Thursday 20 March 2014

How I became very important

London: city of importance and important people. It was at the end of the last century that I realised I might not be important enough in the city of my birth. It was then that I saw a small card displayed in my local supermarket. It said:

FEEL IMPORTANT

THE SOCIETY OF IMPORTANT PEOPLE MEETS MONTHLY

I checked the date and they were meeting the next day a few miles from me. I was free that evening, as unimportant people often are, and I made my way down the broken streets to the venue.

When I walked into the brightly lit room, there were about nine or ten people sitting in a circle. One of them rose to meet me. He told me his name was Clive and he was the leader of the group. Before this he had not been an important person.

"Congratulations on becoming to become important."

The evening unfolded and soon it became clear that, while some group members felt more important than others, everyone had gained a functioning level of self-worth from the group. I ended up volunteering to look after the keys to the room we met in. As I walked back home, I clutched the cold metal in my pocket. I was now an important person, to at least ten people.

The next day, I woke early and soon set to work on how my fellow members of the society could feel more important. The internet was just beginning back then and I came up with a scheme where each member of the group could have their own web page onto which pictures could be easily added. The group members liked the idea and I soon worked out a way to send messages between pages. It was the year 2000 and I had invented Facebook. I was now a very important person although I did not realise it yet.

The group continued to meet above Frequent Fryers Fried Chicken in Bow and, through use of the website, our residual sense of our own importance began to grow. Soon we were swapping photographs and exchanging messages like it was 2009. Once again, it was only the year 2000 and Mark Zuckerberg was probably playing Pokemon somewhere near New York.

Clive had starting wearing cravats and driving a red car. Another group member had got a promotion at work and was considering standing as a school governor. Everyone was generally feeling very important.

It was time for the next step. Our new found sense of importance had to be expressed and we had to let the world know we really mattered now. I came up with the idea or maybe Clive. We were to hire the Conway Hall and give a public lecture. It would be written by the group but delivered by only one of us. After a show of hands, I was chosen. The lecture was to be given the next month. I started to feel really important.

As the day of the lecture approached, the excitement in the group could be felt. We left confidence boosting messages on each other's web pages and I am sure we also used to send each other amusing pictures of cats as well. The title of the lecture was to be, ominously, "The Importance of Being ..."

The day arrived. Clive drove up outside the Conway Hall in his red car. I showed up clutching a paper folder of notes. The lecture went well although the audience contained only the group itself and a couple of strangers. At the end of the evening Clive made a big announcement. He said that the group was now going to dissolve as it had achieved its goal. I was shocked but accepted it.

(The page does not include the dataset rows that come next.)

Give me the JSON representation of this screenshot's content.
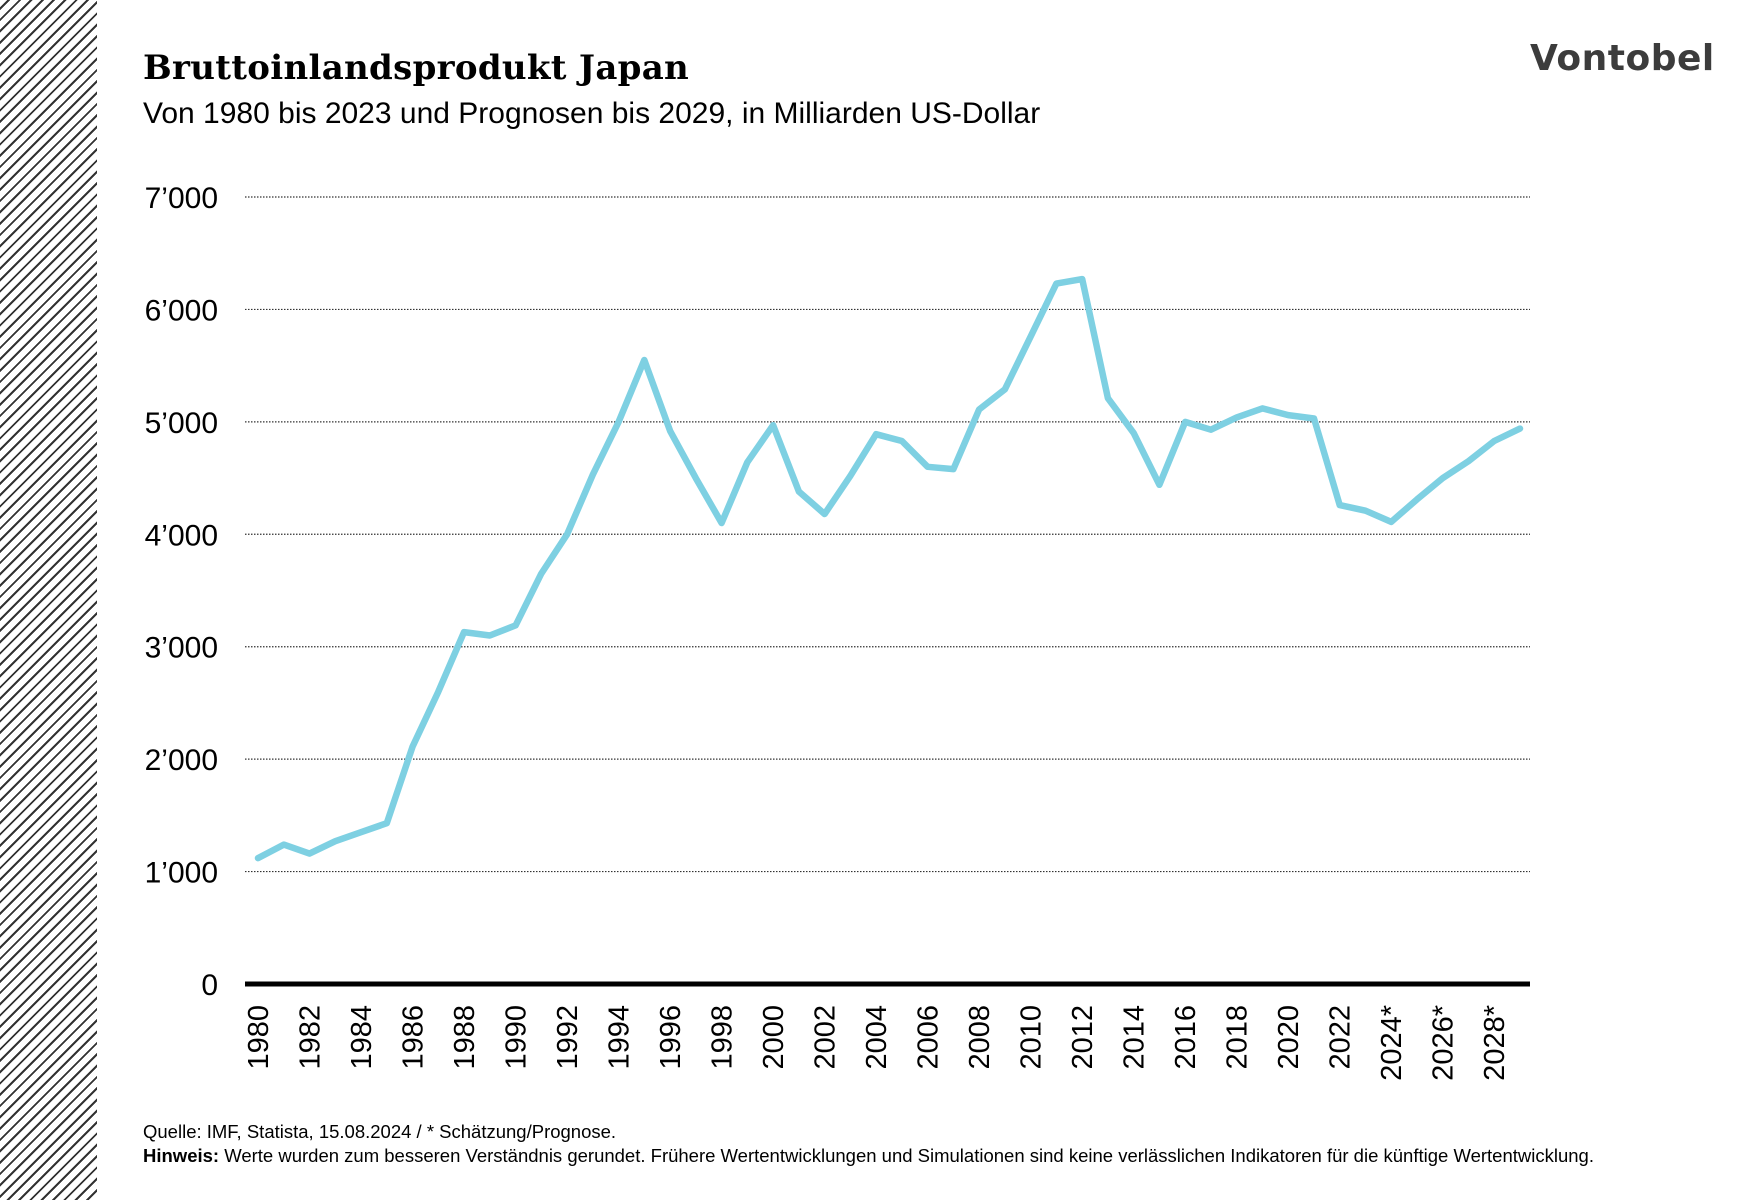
{
  "header": {
    "title": "Bruttoinlandsprodukt Japan",
    "subtitle": "Von 1980 bis 2023 und Prognosen bis 2029, in Milliarden US-Dollar",
    "logo": "Vontobel"
  },
  "footer": {
    "source": "Quelle: IMF, Statista, 15.08.2024 / * Schätzung/Prognose.",
    "note_label": "Hinweis:",
    "note_text": "Werte wurden zum besseren Verständnis gerundet. Frühere Wertentwicklungen und Simulationen sind keine verlässlichen Indikatoren für die künftige Wertentwicklung."
  },
  "chart_data": {
    "type": "line",
    "title": "Bruttoinlandsprodukt Japan",
    "subtitle": "Von 1980 bis 2023 und Prognosen bis 2029, in Milliarden US-Dollar",
    "xlabel": "",
    "ylabel": "",
    "ylim": [
      0,
      7000
    ],
    "yticks": [
      0,
      1000,
      2000,
      3000,
      4000,
      5000,
      6000,
      7000
    ],
    "ytick_labels": [
      "0",
      "1’000",
      "2’000",
      "3’000",
      "4’000",
      "5’000",
      "6’000",
      "7’000"
    ],
    "x": [
      1980,
      1981,
      1982,
      1983,
      1984,
      1985,
      1986,
      1987,
      1988,
      1989,
      1990,
      1991,
      1992,
      1993,
      1994,
      1995,
      1996,
      1997,
      1998,
      1999,
      2000,
      2001,
      2002,
      2003,
      2004,
      2005,
      2006,
      2007,
      2008,
      2009,
      2010,
      2011,
      2012,
      2013,
      2014,
      2015,
      2016,
      2017,
      2018,
      2019,
      2020,
      2021,
      2022,
      2023,
      2024,
      2025,
      2026,
      2027,
      2028,
      2029
    ],
    "xtick_labels": [
      "1980",
      "1982",
      "1984",
      "1986",
      "1988",
      "1990",
      "1992",
      "1994",
      "1996",
      "1998",
      "2000",
      "2002",
      "2004",
      "2006",
      "2008",
      "2010",
      "2012",
      "2014",
      "2016",
      "2018",
      "2020",
      "2022",
      "2024*",
      "2026*",
      "2028*"
    ],
    "xtick_years": [
      1980,
      1982,
      1984,
      1986,
      1988,
      1990,
      1992,
      1994,
      1996,
      1998,
      2000,
      2002,
      2004,
      2006,
      2008,
      2010,
      2012,
      2014,
      2016,
      2018,
      2020,
      2022,
      2024,
      2026,
      2028
    ],
    "series": [
      {
        "values": [
          1120,
          1240,
          1160,
          1270,
          1350,
          1430,
          2110,
          2600,
          3130,
          3100,
          3190,
          3650,
          4000,
          4530,
          5000,
          5550,
          4920,
          4500,
          4100,
          4640,
          4970,
          4380,
          4180,
          4520,
          4890,
          4830,
          4600,
          4580,
          5110,
          5290,
          5760,
          6230,
          6270,
          5210,
          4900,
          4440,
          5000,
          4930,
          5040,
          5120,
          5060,
          5030,
          4260,
          4210,
          4110,
          4310,
          4500,
          4650,
          4830,
          4940
        ],
        "color": "#7ed0e2"
      }
    ],
    "grid": true,
    "legend": "none"
  }
}
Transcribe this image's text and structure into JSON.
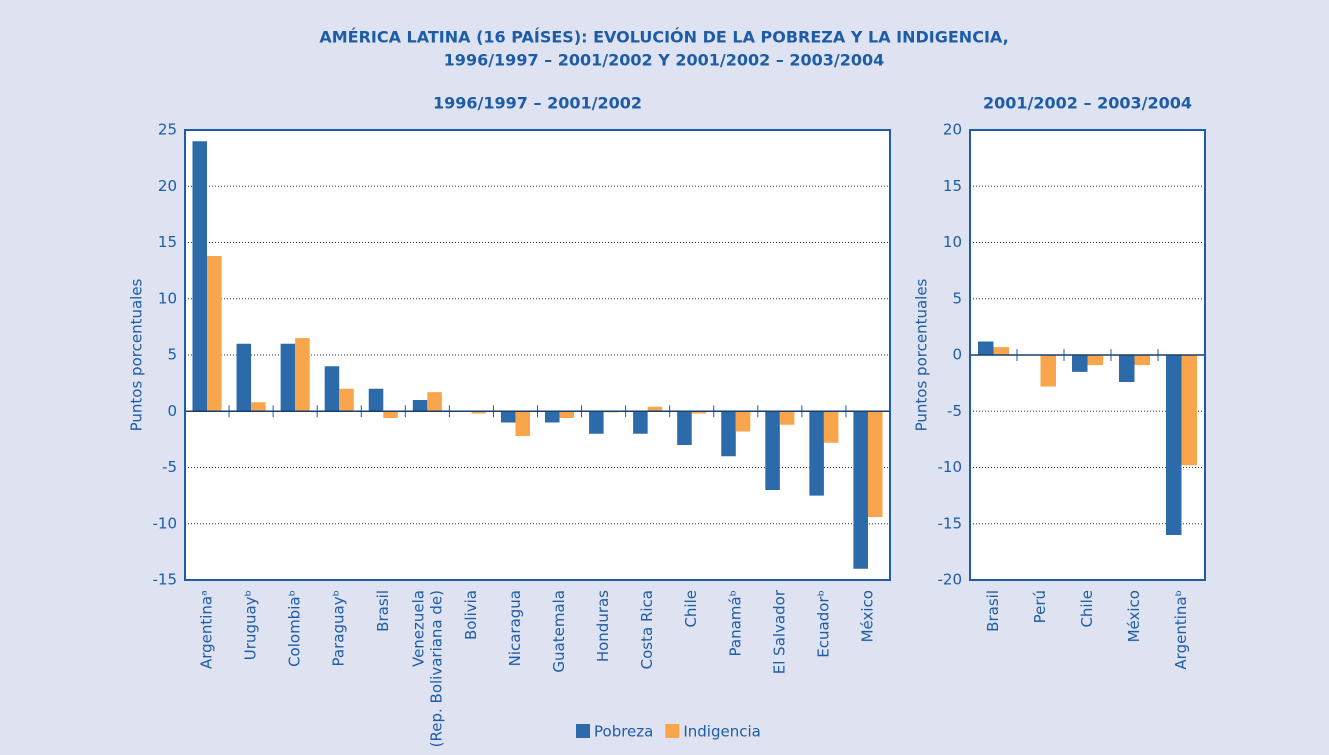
{
  "title": "AMÉRICA LATINA (16 PAÍSES): EVOLUCIÓN DE LA POBREZA Y LA INDIGENCIA,",
  "subtitle": "1996/1997 – 2001/2002  Y 2001/2002 – 2003/2004",
  "chart_data": [
    {
      "type": "bar",
      "title": "1996/1997 – 2001/2002",
      "y_label": "Puntos porcentuales",
      "categories": [
        "Argentinaᵃ",
        "Uruguayᵇ",
        "Colombiaᵇ",
        "Paraguayᵇ",
        "Brasil",
        "Venezuela (Rep. Bolivariana de)",
        "Bolivia",
        "Nicaragua",
        "Guatemala",
        "Honduras",
        "Costa Rica",
        "Chile",
        "Panamáᵇ",
        "El Salvador",
        "Ecuadorᵇ",
        "México"
      ],
      "series": [
        {
          "name": "Pobreza",
          "color": "#2d6aaa",
          "values": [
            24,
            6,
            6,
            4,
            2,
            1,
            0,
            -1,
            -1,
            -2,
            -2,
            -3,
            -4,
            -7,
            -7.5,
            -14
          ]
        },
        {
          "name": "Indigencia",
          "color": "#f8a54b",
          "values": [
            13.8,
            0.8,
            6.5,
            2,
            -0.6,
            1.7,
            -0.2,
            -2.2,
            -0.6,
            -0.1,
            0.4,
            -0.2,
            -1.8,
            -1.2,
            -2.8,
            -9.4
          ]
        }
      ],
      "ylim": [
        -15,
        25
      ],
      "yticks": [
        -15,
        -10,
        -5,
        0,
        5,
        10,
        15,
        20,
        25
      ],
      "grid": true
    },
    {
      "type": "bar",
      "title": "2001/2002 – 2003/2004",
      "y_label": "Puntos porcentuales",
      "categories": [
        "Brasil",
        "Perú",
        "Chile",
        "México",
        "Argentinaᵇ"
      ],
      "series": [
        {
          "name": "Pobreza",
          "color": "#2d6aaa",
          "values": [
            1.2,
            0,
            -1.5,
            -2.4,
            -16
          ]
        },
        {
          "name": "Indigencia",
          "color": "#f8a54b",
          "values": [
            0.7,
            -2.8,
            -0.9,
            -0.9,
            -9.8
          ]
        }
      ],
      "ylim": [
        -20,
        20
      ],
      "yticks": [
        -20,
        -15,
        -10,
        -5,
        0,
        5,
        10,
        15,
        20
      ],
      "grid": true
    }
  ]
}
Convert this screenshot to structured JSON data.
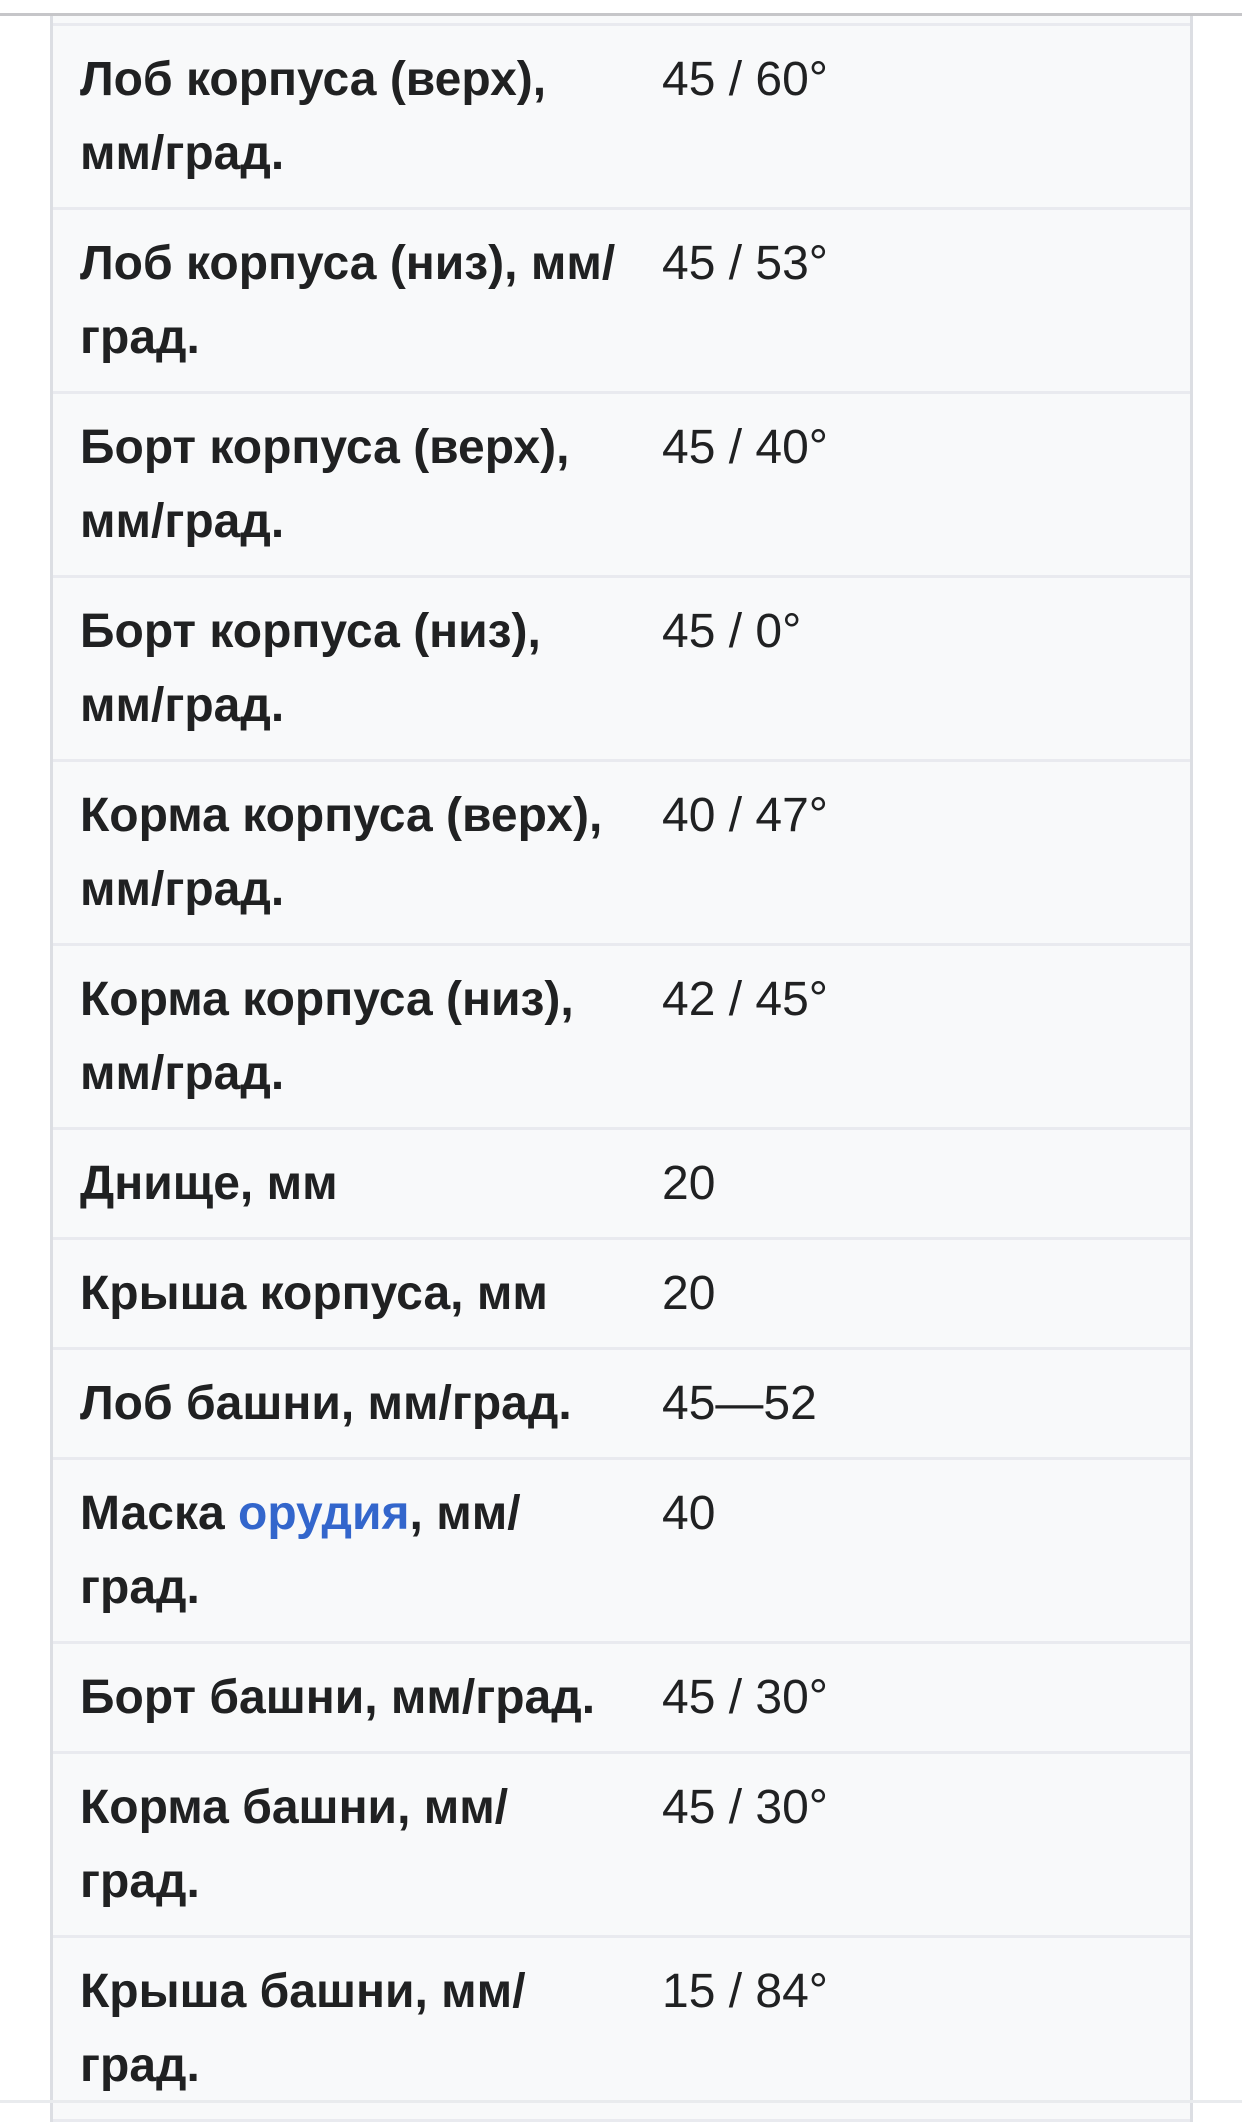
{
  "page": {
    "background": "#ffffff",
    "top_rule_color": "#c6c6c9",
    "bottom_rule_color": "#e9ebee"
  },
  "table": {
    "background": "#f8f9fa",
    "row_border_color": "#e9eaef",
    "side_border_color": "#dcdee3",
    "text_color": "#202122",
    "link_color": "#3366cc",
    "rows": [
      {
        "label_lines": [
          [
            {
              "text": "Лоб корпуса (верх),",
              "link": false
            }
          ],
          [
            {
              "text": "мм/град.",
              "link": false
            }
          ]
        ],
        "value": "45 / 60°"
      },
      {
        "label_lines": [
          [
            {
              "text": "Лоб корпуса (низ), мм/",
              "link": false
            }
          ],
          [
            {
              "text": "град.",
              "link": false
            }
          ]
        ],
        "value": "45 / 53°"
      },
      {
        "label_lines": [
          [
            {
              "text": "Борт корпуса (верх),",
              "link": false
            }
          ],
          [
            {
              "text": "мм/град.",
              "link": false
            }
          ]
        ],
        "value": "45 / 40°"
      },
      {
        "label_lines": [
          [
            {
              "text": "Борт корпуса (низ),",
              "link": false
            }
          ],
          [
            {
              "text": "мм/град.",
              "link": false
            }
          ]
        ],
        "value": "45 / 0°"
      },
      {
        "label_lines": [
          [
            {
              "text": "Корма корпуса (верх),",
              "link": false
            }
          ],
          [
            {
              "text": "мм/град.",
              "link": false
            }
          ]
        ],
        "value": "40 / 47°"
      },
      {
        "label_lines": [
          [
            {
              "text": "Корма корпуса (низ),",
              "link": false
            }
          ],
          [
            {
              "text": "мм/град.",
              "link": false
            }
          ]
        ],
        "value": "42 / 45°"
      },
      {
        "label_lines": [
          [
            {
              "text": "Днище, мм",
              "link": false
            }
          ]
        ],
        "value": "20"
      },
      {
        "label_lines": [
          [
            {
              "text": "Крыша корпуса, мм",
              "link": false
            }
          ]
        ],
        "value": "20"
      },
      {
        "label_lines": [
          [
            {
              "text": "Лоб башни, мм/град.",
              "link": false
            }
          ]
        ],
        "value": "45—52"
      },
      {
        "label_lines": [
          [
            {
              "text": "Маска ",
              "link": false
            },
            {
              "text": "орудия",
              "link": true
            },
            {
              "text": ", мм/",
              "link": false
            }
          ],
          [
            {
              "text": "град.",
              "link": false
            }
          ]
        ],
        "value": "40"
      },
      {
        "label_lines": [
          [
            {
              "text": "Борт башни, мм/град.",
              "link": false
            }
          ]
        ],
        "value": "45 / 30°"
      },
      {
        "label_lines": [
          [
            {
              "text": "Корма башни, мм/",
              "link": false
            }
          ],
          [
            {
              "text": "град.",
              "link": false
            }
          ]
        ],
        "value": "45 / 30°"
      },
      {
        "label_lines": [
          [
            {
              "text": "Крыша башни, мм/",
              "link": false
            }
          ],
          [
            {
              "text": "град.",
              "link": false
            }
          ]
        ],
        "value": "15 / 84°"
      }
    ]
  }
}
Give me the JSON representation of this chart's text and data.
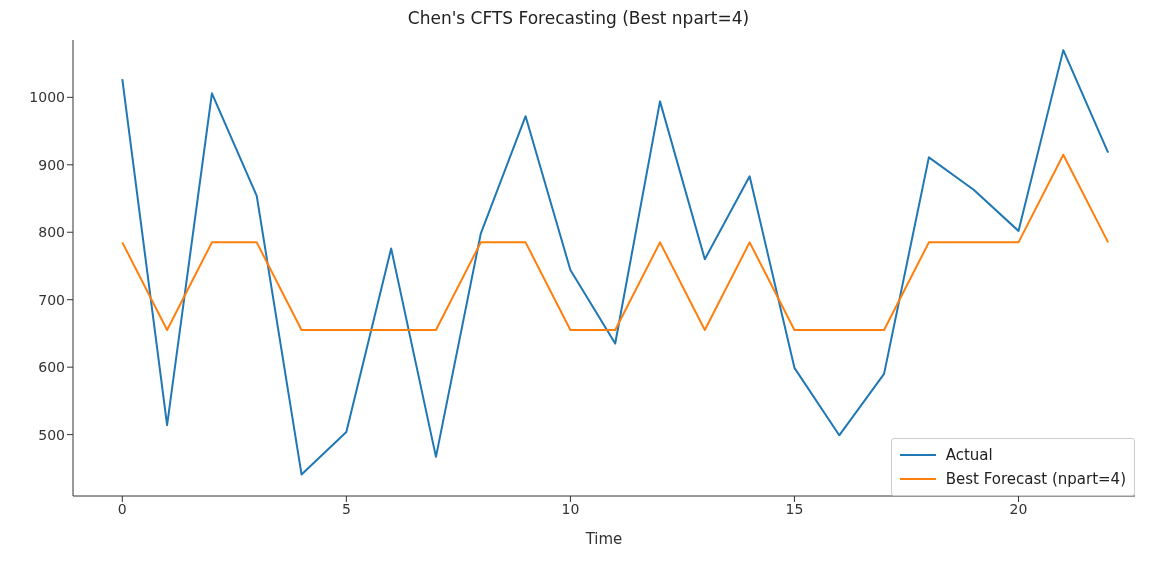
{
  "chart_data": {
    "type": "line",
    "title": "Chen's CFTS Forecasting (Best npart=4)",
    "xlabel": "Time",
    "x": [
      0,
      1,
      2,
      3,
      4,
      5,
      6,
      7,
      8,
      9,
      10,
      11,
      12,
      13,
      14,
      15,
      16,
      17,
      18,
      19,
      20,
      21,
      22
    ],
    "series": [
      {
        "name": "Actual",
        "color": "#1f77b4",
        "values": [
          1027,
          514,
          1006,
          854,
          441,
          504,
          776,
          467,
          798,
          972,
          744,
          635,
          994,
          760,
          883,
          599,
          499,
          590,
          911,
          863,
          802,
          1070,
          918
        ]
      },
      {
        "name": "Best Forecast (npart=4)",
        "color": "#ff7f0e",
        "values": [
          785,
          655,
          785,
          785,
          655,
          655,
          655,
          655,
          785,
          785,
          655,
          655,
          785,
          655,
          785,
          655,
          655,
          655,
          785,
          785,
          785,
          915,
          785
        ]
      }
    ],
    "xlim": [
      -1.1,
      22.6
    ],
    "xticks": [
      0,
      5,
      10,
      15,
      20
    ],
    "ylim": [
      409,
      1085
    ],
    "yticks": [
      500,
      600,
      700,
      800,
      900,
      1000
    ],
    "grid": false,
    "legend": "bottom right"
  }
}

I was back on my own again, but this time with a slowly diminishing sense of importance. I took to pacing around my home and then the streets around it. One evening, about three months after the lecture, I walked past the original place for our meetings. I could see a faint glow from the top of the building. I let myself in, walked up the stairs and opened the door. To my horror, there was the Society of Important People meeting as normal. By now everyone's sense of self-worth was so high that some were wearing expensive suits and had grown beards.

I demanded an explanation. Clive had sold the Facebook idea to, well, probably Facebook and one of the conditions had been that I would leave the group and be written out of its records.

I was outraged but secretly thrilled. I was now a more important person than I could ever have hoped to have been and I gratefully closed the door, went down the steps and made my way home.